Jillson is over the 'schrund
At Liberty Cap Matt and I celebrated with relief at having finished the technical route.  What a feeling!  While we waited for Matt and Gerry, Jillson prepared for a little patriotic display to mark the occasion.  Matt and Gerry hadn't gotten their fill of ice, so they went directly up from the bergschrund to climb some 60-70 degree rime ice to reach Liberty Cap instead of traversing.
Matt and Gerry head up some rime ice around 13,500 ft.
Once they joined us at the Cap, Jillson surprised them by lighting off a firecracker that he'd hauled all the way up, forgetting to light it off on July 4!  Gerry almost had a heart attack since he had no idea this was coming!
Leave it to Jillson to pull something unexpected out of his pack!
From Liberty Cap to the saddle, something unexpected happened.  I had one of the most amazing "mountain moments" of my life.  All the sudden, while walking along on flat ground toward the saddle and the true summit, I was overtaken by emotion and started sobbing.  Literally sobbing.  I just raised both arms to God and started praying and crying and thanking Him for all that I'd been through in the last 5 years and this amazing way of celebrating.  Wow.

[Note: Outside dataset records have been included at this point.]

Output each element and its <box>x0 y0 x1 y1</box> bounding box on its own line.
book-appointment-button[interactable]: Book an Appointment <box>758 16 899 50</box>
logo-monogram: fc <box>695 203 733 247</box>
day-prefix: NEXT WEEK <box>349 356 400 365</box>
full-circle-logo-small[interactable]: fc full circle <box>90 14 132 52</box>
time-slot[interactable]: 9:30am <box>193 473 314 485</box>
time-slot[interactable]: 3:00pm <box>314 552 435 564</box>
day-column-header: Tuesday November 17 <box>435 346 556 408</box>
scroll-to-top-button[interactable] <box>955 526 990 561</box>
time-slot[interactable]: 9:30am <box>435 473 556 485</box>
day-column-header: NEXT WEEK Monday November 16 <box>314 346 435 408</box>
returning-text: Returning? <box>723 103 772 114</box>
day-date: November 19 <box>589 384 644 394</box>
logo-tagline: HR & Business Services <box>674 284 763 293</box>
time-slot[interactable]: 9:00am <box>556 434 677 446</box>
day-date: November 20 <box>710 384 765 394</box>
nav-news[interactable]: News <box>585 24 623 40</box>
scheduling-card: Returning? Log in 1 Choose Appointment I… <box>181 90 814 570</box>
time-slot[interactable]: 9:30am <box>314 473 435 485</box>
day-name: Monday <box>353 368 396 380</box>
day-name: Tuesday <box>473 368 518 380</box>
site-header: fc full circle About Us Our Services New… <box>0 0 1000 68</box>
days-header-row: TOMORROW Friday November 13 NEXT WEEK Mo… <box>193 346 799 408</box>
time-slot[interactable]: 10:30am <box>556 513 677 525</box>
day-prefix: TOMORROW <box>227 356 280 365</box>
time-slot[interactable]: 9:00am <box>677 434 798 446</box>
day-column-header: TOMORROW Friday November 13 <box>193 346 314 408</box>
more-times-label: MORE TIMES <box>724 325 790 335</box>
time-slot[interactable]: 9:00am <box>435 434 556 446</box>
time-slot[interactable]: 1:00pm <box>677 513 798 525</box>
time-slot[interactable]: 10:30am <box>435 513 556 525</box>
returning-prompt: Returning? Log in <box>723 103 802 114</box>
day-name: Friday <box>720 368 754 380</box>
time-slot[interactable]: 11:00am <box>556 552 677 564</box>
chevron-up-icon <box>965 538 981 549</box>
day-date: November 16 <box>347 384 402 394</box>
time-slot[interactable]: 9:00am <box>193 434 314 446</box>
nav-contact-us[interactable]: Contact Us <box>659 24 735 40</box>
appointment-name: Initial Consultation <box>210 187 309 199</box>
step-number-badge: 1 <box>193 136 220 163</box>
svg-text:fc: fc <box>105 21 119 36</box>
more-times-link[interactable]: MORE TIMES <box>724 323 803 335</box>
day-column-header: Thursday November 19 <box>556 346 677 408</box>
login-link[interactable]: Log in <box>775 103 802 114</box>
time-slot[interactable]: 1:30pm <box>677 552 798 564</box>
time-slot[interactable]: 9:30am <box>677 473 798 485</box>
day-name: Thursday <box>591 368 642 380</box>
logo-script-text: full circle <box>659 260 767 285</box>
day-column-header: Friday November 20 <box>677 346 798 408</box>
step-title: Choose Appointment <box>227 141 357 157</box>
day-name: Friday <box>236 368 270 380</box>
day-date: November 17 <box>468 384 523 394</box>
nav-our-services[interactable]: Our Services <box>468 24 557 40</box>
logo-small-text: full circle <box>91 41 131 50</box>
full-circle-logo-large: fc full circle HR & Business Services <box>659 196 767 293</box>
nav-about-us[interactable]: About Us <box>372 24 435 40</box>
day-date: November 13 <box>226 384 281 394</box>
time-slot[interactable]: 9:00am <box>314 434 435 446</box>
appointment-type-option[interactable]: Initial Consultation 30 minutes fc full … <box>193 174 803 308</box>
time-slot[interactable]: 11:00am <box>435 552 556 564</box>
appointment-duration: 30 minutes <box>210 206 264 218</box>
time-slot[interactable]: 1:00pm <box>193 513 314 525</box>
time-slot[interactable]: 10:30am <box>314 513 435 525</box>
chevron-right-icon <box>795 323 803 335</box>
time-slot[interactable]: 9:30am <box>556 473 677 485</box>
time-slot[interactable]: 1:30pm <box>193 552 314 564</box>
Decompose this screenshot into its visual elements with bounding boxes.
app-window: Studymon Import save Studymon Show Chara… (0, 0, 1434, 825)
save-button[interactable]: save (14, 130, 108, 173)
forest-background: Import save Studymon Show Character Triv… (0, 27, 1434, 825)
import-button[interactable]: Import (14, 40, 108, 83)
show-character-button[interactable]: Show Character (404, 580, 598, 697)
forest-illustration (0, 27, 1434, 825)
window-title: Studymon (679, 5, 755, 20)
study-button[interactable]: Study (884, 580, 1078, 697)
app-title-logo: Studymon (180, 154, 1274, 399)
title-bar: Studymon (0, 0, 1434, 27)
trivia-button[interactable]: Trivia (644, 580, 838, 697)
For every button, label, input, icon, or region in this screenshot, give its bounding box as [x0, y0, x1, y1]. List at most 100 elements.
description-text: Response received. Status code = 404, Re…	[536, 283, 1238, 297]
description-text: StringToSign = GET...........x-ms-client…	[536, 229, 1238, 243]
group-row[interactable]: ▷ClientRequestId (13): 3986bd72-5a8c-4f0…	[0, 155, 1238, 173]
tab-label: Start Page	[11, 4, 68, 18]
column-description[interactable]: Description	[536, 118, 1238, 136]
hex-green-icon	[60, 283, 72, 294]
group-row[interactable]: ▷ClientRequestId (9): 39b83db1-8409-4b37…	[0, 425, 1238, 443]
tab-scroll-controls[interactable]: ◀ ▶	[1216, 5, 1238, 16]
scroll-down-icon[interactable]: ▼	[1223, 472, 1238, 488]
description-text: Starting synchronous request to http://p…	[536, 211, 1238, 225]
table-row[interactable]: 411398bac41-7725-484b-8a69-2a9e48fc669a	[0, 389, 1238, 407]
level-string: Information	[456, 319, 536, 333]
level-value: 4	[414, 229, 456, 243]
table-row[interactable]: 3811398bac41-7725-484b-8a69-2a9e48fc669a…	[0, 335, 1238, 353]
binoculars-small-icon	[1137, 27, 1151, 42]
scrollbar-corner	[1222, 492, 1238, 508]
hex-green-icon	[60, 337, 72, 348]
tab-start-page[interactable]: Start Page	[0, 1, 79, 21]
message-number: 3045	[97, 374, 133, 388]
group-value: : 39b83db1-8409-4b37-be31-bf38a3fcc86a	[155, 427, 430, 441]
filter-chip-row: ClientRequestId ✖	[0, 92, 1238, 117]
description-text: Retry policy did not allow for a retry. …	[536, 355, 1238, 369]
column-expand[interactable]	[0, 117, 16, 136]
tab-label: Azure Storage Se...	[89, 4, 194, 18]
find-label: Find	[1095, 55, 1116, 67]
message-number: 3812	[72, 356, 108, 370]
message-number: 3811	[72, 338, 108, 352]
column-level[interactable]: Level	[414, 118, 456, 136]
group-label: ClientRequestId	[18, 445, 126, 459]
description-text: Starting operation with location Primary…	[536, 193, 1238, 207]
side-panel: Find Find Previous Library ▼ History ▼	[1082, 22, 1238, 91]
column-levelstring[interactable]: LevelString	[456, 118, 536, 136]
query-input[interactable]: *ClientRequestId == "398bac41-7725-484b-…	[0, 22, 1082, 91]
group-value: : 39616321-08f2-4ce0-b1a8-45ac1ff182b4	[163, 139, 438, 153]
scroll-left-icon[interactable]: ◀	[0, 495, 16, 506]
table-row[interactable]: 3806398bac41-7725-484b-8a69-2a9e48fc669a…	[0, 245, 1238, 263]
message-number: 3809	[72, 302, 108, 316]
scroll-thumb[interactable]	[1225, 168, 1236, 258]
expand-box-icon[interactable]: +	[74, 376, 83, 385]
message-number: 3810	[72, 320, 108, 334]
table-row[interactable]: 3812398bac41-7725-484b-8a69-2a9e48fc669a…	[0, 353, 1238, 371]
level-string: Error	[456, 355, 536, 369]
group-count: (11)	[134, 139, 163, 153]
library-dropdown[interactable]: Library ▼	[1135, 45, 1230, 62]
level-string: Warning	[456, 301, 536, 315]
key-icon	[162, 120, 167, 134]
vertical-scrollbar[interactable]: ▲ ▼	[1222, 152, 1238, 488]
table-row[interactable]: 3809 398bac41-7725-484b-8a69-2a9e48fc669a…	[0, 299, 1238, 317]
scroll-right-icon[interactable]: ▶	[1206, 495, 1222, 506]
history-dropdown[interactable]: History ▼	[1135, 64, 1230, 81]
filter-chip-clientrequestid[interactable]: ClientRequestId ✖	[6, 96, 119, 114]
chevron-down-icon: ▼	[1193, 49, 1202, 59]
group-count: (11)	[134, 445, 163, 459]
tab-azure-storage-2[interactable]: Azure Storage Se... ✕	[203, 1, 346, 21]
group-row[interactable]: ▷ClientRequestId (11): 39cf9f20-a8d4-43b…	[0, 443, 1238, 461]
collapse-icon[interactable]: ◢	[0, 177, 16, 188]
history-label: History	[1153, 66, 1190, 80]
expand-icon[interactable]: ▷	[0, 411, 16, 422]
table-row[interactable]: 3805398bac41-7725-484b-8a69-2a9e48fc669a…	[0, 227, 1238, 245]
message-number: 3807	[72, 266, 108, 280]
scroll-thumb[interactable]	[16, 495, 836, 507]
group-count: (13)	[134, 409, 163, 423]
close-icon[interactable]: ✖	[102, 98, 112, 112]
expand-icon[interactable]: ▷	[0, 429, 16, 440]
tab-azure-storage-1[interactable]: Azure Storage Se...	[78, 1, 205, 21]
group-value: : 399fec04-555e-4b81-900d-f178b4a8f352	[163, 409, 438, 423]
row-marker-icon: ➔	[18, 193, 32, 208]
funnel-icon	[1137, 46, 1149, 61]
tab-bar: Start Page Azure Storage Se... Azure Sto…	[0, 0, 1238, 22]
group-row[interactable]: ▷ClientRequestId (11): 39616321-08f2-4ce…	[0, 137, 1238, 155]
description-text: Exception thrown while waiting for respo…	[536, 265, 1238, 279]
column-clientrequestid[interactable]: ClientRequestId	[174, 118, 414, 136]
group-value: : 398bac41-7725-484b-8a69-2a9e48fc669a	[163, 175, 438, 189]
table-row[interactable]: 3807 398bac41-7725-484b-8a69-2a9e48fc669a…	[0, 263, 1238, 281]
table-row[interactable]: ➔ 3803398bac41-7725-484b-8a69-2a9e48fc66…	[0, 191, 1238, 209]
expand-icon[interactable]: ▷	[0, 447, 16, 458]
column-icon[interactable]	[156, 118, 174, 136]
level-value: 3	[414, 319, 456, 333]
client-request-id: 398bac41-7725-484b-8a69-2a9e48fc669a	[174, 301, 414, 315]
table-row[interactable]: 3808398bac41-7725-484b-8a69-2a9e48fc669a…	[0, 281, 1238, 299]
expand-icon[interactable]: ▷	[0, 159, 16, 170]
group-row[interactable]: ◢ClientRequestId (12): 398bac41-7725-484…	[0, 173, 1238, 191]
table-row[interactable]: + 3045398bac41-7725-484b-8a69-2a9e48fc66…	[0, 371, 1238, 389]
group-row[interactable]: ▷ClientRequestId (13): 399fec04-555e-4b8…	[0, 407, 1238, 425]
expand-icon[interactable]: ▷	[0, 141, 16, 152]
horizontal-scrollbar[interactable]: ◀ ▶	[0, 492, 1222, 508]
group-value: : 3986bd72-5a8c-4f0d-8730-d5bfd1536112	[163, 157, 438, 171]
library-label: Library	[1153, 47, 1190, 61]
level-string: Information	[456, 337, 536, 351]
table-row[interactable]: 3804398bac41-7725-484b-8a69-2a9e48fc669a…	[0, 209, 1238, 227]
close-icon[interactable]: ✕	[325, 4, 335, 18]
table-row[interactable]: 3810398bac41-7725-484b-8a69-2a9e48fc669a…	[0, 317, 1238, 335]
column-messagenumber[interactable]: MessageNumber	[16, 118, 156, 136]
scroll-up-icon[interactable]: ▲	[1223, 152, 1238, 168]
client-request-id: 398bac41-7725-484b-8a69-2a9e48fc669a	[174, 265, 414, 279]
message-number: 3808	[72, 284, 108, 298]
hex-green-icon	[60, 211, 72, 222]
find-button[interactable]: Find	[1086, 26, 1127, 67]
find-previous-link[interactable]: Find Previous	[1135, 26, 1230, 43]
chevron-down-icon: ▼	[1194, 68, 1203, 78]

The moment passed.  And then I bonked.  Or something, I don't know what.  I think I was just done.   I hadn't even gotten that fatigued climbing the route at any point.  I think that I was just emotionally spent from the stress of anticipating the route, climbing it, then coming down off the emotional high and spiritual experience I had.  Upon reaching the saddle I untied from the rope and sat down.  I told Jillson I wasn't sure I was going to the summit, which lay 800 heartbreaking feet above us.  He wasn't having it and basically made me promise to push on, but agreed to let me untie and get there on my own at my own pace.  He scampered on up and I struggled on.  I eventually made it, 20 minutes or so after the rest of the guys.  Since my first summit of Rainier occurred in a complete whiteout in the middle of a lenticular cloud packing 50-60 mph winds, I guess the second trip up was worth it.  It was cold and slightly breezy.  It was 9:43 am, slightly over 6 hrs. from Thumb Rock.  This time I actually got a summit shot!
14,410 ft.
We signed the register (which I also hadn't done in 2009) and joined the hordes heading down the Winthrop/Emmons route.  There was one tricky crevasse system that had to be negotiated.  On it we found a party of four downclimbing it with massive loops of loose rope hanging around and no belay system whatsoever other than that they only had one person moving at a time with the others crouched down!  We shouted some advice to them which they ignored, and we proceeded to simul-solo down the opposite side of a big block of ice, staying blissfully out of view of them.  We took a long break at Camp Shurman, depositing our blue bags, and slogged/glissaded down the Inter Glacier back to the cars.  We were tired by the time we reached the cars, but not crushed.

As I reflect back on this beautiful classic route, I don't think it was that hard.  It probably can get harder depending on the conditions.  But I do think it lives us to its reputation because of the clean, direct line of the route, its inherent beauty, lack of crowds, moderate objective hazard, and entertaining climbing.